Los eventos corporativos son los menos numerosos, pero mueven más dinero. Esos sí se están cancelando, aseguró Alanis. Para mostrar la importancia del rubro de reuniones y congresos dentro de la actividad turística, la titular de Audoca dijo que un asistente a congresos le deja al país cuatro veces más dinero que uno “de sol y playa”.

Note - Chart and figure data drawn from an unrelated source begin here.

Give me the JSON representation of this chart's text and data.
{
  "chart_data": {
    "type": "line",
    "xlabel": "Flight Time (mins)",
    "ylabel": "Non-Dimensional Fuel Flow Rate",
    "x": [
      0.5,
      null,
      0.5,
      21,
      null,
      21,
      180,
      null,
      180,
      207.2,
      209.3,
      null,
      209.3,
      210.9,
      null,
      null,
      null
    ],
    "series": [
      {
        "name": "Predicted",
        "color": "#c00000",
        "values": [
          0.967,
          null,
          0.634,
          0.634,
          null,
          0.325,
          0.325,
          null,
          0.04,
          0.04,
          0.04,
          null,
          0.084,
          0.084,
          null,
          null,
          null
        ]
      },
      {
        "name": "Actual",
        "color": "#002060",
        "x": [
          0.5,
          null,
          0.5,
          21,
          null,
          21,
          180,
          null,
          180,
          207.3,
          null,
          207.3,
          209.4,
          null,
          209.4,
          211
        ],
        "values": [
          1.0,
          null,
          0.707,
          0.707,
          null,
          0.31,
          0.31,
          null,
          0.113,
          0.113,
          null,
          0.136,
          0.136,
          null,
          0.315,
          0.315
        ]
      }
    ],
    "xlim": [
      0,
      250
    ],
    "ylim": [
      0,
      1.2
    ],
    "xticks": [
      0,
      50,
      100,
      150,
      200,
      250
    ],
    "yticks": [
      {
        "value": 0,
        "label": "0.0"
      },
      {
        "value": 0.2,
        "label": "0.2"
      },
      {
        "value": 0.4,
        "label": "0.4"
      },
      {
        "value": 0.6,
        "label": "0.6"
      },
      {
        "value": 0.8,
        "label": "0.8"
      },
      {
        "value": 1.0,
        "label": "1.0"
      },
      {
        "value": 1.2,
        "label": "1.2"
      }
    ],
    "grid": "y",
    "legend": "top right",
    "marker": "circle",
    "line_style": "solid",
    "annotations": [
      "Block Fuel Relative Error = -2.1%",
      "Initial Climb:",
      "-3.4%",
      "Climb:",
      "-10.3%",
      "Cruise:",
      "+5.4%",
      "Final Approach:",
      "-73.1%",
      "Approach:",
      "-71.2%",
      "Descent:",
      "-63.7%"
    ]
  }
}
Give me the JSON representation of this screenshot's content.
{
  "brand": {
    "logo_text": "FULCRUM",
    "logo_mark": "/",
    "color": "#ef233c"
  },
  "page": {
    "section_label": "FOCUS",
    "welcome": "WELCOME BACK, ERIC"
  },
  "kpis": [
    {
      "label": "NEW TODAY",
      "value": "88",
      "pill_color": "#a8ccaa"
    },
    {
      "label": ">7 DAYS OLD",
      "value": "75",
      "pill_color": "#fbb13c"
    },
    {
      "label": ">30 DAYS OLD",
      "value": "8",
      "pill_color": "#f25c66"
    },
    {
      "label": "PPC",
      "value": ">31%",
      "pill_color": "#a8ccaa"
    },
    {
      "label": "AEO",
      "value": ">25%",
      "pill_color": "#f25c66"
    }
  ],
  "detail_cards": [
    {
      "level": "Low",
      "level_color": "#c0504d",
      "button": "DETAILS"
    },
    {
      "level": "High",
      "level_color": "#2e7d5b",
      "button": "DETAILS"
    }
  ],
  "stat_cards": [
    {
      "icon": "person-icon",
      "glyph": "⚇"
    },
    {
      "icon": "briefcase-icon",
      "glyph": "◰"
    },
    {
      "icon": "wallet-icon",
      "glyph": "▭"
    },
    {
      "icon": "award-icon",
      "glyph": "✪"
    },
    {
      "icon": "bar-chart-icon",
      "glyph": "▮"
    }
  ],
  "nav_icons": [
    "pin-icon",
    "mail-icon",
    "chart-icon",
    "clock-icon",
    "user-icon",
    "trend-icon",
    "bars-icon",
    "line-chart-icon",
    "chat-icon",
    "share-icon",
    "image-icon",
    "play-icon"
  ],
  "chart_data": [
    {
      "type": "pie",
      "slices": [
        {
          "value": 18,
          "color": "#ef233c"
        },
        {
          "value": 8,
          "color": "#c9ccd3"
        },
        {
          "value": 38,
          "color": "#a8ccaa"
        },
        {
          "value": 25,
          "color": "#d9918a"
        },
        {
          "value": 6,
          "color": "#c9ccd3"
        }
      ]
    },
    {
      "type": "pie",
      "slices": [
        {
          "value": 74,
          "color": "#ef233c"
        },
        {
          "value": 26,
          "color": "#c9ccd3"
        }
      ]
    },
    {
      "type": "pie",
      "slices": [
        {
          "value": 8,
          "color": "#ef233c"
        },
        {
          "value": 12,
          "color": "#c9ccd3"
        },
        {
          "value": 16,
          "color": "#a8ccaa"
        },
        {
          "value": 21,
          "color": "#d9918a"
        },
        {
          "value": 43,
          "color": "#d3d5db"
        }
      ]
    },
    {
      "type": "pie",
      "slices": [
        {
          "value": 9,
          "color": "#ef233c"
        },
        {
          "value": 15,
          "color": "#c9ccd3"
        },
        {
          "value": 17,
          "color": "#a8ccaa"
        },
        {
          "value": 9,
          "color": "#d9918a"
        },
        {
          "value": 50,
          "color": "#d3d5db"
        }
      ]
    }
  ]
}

Para tratar de mantener la actividad, las empresas del sector se volcaron a organizar congresos online y ofrecieron alternativas digitales para varios eventos que iban a hacerse de forma presencial. Su preocupación ahora es qué pasará con los costos de cada congreso, al cambiar las pautas de distancia entre las personas. Quizás en una sala que anteriormente reunía a 600 personas, tras la pandemia solo se habilite una capacidad para 400. Además, todos los operadores del sector están atentos a lo que suceda con las aerolíneas, el costo de los pasajes y la conectividad aérea.

La primera apuesta del MT es retomar los congresos nacionales. Para ello se trabaja en la elaboración de protocolos y recomendaciones. Además, según Curbelo, el ministerio está estudiando la posibilidad de extender la exoneración de IVA, que hoy solo rige para estos eventos de carácter internacional.

“Los estudios que se están haciendo y que nos están llegando hablan de que la gente está desesperada por reunirse de vuelta. Entonces, tenemos la confianza de que cuando las medidas o el riesgo disminuyan esto no es algo que va a desaparecer”, dijo Abulafia. Sin embargo, es probable que la reactivación en su sector sea más lenta que en otros nichos del turismo. Desde el Centro de Convenciones de Punta del Este prevén que el proceso pueda llevar hasta 24 meses.

El criterio para seleccionar los destinos de los congresos internacionales, antes del coronavirus, solía ser el atractivo turístico de cada ciudad. Que si tiene lindas playas, gastronomía de alta calidad, alojamientos cinco estrellas, paseos, infraestructura. Pero cuando pase la pandemia y los congresos se retomen es probable que esos criterios cambien. De reuniones entre el MT y Audoca surgió la propuesta de una nueva regla, la de las tres “S”: seguridad, sanidad y sustentabilidad serían los criterios para elegir las sedes de los congresos internacionales. Se tendrán en cuenta otros factores, como la cantidad de policlínicas en la zona y la capacidad de atención médica en caso de enfermedad de algún congresista o participante.